Importantes son, así mismo, siguiendo el orden cronológico, las de Herbert von Karajan con la Filarmónica de Berlín (DG) y la de Lorin Maazel con la Filarmónica de Viena (Decca), ambas de 1964, Evgeny Svetlanov con la Sinfónica de la URSS (Melodiya 1967), la primera de Leonard Bernstein con la Filarmónica de Nueva York (CBS/Sony), espléndida pero incomparablemente menos personal e inferior a la de los mismos intérpretes dos décadas más tarde, la de Leopold Stokowski con la Sinfónica de Londres (RCA 1973), estupenda si no fuera por alguna aislada pero chirriante excentricidad, la de Claudio Abbado con la Filarmónica de Viena (DG 1974), una interpretación ortodoxa, sin la menor retórica, llena de verdad, fuerza y desesperación: uno de los referentes de la discografía. Y, del mismo año, la asimismo espléndida de Seiji Ozawa con la Orquesta de París (Philips).
Antes de concluir esa década aparecen otras destacadas versiones de la Sinfonía “Patética”: Sir Georg Solti con la Sinfónica de Chicago en Decca 1976, Karajan con la Filarmónica de Berlín en DG 1977 y Mstislav Rostropovich con la Filarmónica de Londres en EMI ese mismo año, Bernard Haitink con la Concertgebouw de Amsterdam (Philips 1979, una de las interpretaciones más admirables que existen), Vladimir Ashkenazy con la Philharmonia (Decca) y Riccardo Muti con la misma orquesta para EMI.
La década de los 80 añade a la interminable lista la de Giulini con la Filarmónica de Los Ángeles (DG 1981, inferior a la suya de 20 años antes), Mravinsky con la Filarmónica de Leningrado (en público, Erato 1982, demasiado similar a la suya 21 años anterior). A este respecto, vendrá bien contar una anécdota ocurrida entre Klemperer y Bruno Walter. En una ocasión coincidieron en el ascensor de un hotel de Viena y Walter le preguntó: “¿Escuchó usted la Cuarta Sinfonía de Mahler que dirigí el otro día?” “Sí, le contestó Klemperer; idéntica a la que dirigió usted años atrás”. Y añadió: “¡Se lo tomó como un cumplido!”
Seguimos con nuestra relación de grabaciones: la de Karajan con la Filarmónica de Viena (DG 1985), quizá la mejor de las cuatro que grabó, Christoph von Dohnányi con la Orquesta de Cleveland (Telarc 1986), Mariss Jansons con la Filarmónica de Oslo (Chandos 87), el mismo año que la gloriosa interpretación de Bernstein para DG, que muchos consideran (se incluye quien esto escribe) simple y llanamente la más genial de la historia del disco. Una interpretación nada ortodoxa, de gran lentitud, sobre todo en el finale, pero de una verdad y de una intensidad emocional casi insoportable.

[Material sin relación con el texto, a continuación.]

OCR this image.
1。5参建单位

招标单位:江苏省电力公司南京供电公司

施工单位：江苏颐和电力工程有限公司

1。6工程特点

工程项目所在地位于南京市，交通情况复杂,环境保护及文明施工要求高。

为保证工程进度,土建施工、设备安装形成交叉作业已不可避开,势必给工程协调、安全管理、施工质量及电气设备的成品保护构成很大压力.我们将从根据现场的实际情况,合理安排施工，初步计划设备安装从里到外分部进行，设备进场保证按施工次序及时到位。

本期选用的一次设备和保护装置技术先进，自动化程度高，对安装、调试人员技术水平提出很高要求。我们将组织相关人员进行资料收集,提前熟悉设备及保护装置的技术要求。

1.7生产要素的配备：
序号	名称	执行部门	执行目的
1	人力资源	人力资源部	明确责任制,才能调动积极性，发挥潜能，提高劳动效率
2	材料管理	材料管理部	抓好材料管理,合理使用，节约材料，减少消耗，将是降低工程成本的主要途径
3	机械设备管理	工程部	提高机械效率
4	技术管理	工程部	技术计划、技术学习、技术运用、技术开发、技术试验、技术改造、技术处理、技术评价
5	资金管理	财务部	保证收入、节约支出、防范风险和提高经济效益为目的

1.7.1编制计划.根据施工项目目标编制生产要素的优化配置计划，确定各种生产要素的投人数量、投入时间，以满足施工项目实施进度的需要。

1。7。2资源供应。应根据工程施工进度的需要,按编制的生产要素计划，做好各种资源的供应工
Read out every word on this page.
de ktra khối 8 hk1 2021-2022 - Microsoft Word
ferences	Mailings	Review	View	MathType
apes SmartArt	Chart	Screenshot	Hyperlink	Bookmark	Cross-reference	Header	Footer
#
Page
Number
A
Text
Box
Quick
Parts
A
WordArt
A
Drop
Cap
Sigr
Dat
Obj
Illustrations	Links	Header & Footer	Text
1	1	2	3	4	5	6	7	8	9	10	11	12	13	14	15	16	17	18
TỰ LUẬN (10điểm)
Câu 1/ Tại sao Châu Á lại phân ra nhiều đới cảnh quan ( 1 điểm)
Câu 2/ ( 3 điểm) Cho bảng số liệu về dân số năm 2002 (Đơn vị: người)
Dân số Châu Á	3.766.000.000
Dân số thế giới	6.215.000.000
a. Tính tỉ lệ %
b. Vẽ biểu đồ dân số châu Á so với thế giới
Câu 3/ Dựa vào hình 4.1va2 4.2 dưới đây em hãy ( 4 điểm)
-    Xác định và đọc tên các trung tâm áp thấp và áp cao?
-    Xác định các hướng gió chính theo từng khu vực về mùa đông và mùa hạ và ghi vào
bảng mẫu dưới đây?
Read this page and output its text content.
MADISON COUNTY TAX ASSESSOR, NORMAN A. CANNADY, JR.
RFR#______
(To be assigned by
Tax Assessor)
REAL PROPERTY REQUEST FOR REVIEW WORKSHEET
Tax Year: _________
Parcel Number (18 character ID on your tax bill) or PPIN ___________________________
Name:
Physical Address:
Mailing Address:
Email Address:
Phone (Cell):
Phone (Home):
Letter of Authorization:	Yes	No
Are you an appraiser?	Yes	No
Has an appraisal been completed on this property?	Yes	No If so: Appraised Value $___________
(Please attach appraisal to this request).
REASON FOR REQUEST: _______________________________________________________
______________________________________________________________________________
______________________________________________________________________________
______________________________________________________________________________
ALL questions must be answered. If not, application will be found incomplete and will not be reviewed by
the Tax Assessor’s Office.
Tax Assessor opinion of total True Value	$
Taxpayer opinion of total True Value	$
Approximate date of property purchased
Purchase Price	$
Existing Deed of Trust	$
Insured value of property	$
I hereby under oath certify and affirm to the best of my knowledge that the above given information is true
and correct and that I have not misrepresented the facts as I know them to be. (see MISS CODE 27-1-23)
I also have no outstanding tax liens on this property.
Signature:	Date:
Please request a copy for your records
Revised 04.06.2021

Siguen la de Giuseppe Sinopoli con la Philharmonia (DG 1990), Charles Dutoit con la Sinfónica de Montreal (Decca 91) y la de Sergiu Celibidache con la Filarmónica de Múnich (EMI, en público 1992), una muy personal recreación un tanto discutible, pero magnífica, tras un primer movimiento en exceso moroso; el 3º se acerca a lo logrado por Klemperer, tanto en significado como en claridad expositiva.
La lista continúa con Yuri Temirkanov y la Filarmónica de San Petersburgo (RCA 1993), Abbado con la Sinfónica de Chicago para Sony, mucho menos sincera y convincente que la suya anterior, y otras tres versiones francamente decepcionantes: Valery Gergiev con la Orquesta del Kirov de San Petersburgo (Philips 1995), Ozawa con la Saito Kinen (Philips 96) y Mijail Pletnev con la Orquesta Nacional Rusa (DG del mismo año).
La relación termina, por el momento, con la impetuosa y desesperada visión de Daniel Barenboim con la Sinfónica de Chicago (Teldec, 1998, una de las grandes) y con Antonio Pappano y la Orquesta de la Academia Santa Cecilia de Roma (EMI 2007), un conjunto sinfónico que no es de primera línea pero del que Pappano obtiene un considerable rendimiento.